Comune e Prefettura hanno rifiutato di dare spazi con un minimo di servizi. E’ una questione umanitaria, che non contrasta le strategie del governo sulla immigrazione. -
Aggiungo qualcosa di più preciso alla risposta che ho dato alla domanda di Carol: innanzitutto in merito ai “paesi sicuri”.

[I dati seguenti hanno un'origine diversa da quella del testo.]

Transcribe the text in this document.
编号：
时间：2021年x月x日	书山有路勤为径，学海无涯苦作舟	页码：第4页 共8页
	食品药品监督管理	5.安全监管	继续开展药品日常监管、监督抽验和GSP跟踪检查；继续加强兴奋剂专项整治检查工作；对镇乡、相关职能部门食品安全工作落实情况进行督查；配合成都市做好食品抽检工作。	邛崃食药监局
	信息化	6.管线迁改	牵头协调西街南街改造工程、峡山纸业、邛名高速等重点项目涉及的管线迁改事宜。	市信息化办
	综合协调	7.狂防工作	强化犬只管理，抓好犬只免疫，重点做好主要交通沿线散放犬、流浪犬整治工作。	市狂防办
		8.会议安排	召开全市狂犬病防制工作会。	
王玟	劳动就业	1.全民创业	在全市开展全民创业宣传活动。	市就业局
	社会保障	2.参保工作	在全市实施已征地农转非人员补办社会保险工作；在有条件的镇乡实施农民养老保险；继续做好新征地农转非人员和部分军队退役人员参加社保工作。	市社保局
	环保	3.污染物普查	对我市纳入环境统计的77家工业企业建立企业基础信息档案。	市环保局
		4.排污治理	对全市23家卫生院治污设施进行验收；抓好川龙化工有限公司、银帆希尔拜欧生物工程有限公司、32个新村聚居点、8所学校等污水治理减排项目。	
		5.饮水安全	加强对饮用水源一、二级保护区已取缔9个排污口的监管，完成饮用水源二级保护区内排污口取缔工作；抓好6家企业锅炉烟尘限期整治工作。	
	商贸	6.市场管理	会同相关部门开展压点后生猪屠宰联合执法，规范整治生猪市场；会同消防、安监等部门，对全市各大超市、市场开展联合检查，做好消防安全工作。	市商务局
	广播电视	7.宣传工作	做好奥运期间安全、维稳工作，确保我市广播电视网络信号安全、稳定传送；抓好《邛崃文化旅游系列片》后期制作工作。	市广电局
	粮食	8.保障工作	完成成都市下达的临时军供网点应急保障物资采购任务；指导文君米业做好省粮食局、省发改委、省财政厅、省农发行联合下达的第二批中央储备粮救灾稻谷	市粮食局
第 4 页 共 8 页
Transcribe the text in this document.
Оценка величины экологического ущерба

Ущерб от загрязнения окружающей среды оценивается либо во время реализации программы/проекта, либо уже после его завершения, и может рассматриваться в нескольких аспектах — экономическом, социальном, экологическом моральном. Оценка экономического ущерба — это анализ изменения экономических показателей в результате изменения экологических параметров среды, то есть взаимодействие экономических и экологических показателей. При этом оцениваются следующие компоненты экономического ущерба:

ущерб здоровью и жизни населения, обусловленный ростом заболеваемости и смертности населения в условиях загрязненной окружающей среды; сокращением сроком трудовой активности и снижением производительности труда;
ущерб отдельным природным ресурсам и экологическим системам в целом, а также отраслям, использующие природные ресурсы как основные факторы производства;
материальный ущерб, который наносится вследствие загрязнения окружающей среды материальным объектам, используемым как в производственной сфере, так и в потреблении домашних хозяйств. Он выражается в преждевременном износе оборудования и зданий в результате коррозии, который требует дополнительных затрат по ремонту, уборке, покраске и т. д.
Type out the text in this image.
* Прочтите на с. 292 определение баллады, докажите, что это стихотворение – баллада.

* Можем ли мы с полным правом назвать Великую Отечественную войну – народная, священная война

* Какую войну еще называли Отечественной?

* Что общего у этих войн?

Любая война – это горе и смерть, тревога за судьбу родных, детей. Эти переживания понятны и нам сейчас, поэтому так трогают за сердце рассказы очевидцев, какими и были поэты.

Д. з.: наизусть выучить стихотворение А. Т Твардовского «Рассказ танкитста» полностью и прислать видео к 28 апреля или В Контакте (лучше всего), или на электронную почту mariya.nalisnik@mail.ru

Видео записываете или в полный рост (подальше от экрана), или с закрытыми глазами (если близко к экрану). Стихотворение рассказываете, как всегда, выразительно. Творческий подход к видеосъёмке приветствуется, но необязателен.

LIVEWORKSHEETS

Secondo la Direttiva UE 2013/32, un paese si considera “sicuro” se, in base allo stato giuridico, all’applicazione della legge in un sistema democratico e alla situazione politica generale, si può dimostrare che in quel paese non ci sono generalmente e costantemente persecuzioni, tortura, trattamenti inumani o degradanti, né pericolo dovuto a violenza indiscriminata in conflitti armati interni o internazionali. Ogni Stato membro, però, può definire autonomamente la propria lista di paesi sicuri, basandosi anche su dati di agenzie internazionali quali UNHCR o Agenzia UE per l’asilo.Questi migranti, accertata la provenienza vengono respinti (come dire: torna a casa tua e cerca casomai di migliorare il tuo paese…). Per gli altri i tipi di accoglienza sono diversificati. A Trieste esiste l’Accoglienza diffusa: una associazione ad esempio, che ha vinto a suo tempo un bando, dà ospitalità a 800 immigrati regolari in 140 appartamenti. Per vivere questi devono trovarsi un lavoro. I Centri per l’impiego li aiutano, con corsi e segnalazione di posti vacanti.
I cittadini comunque diffidano, hanno paura. Quello in cui credo si debba confidare è che chi ha un lavoro e si è formata una famiglia non ruba, non rapina, non stupra.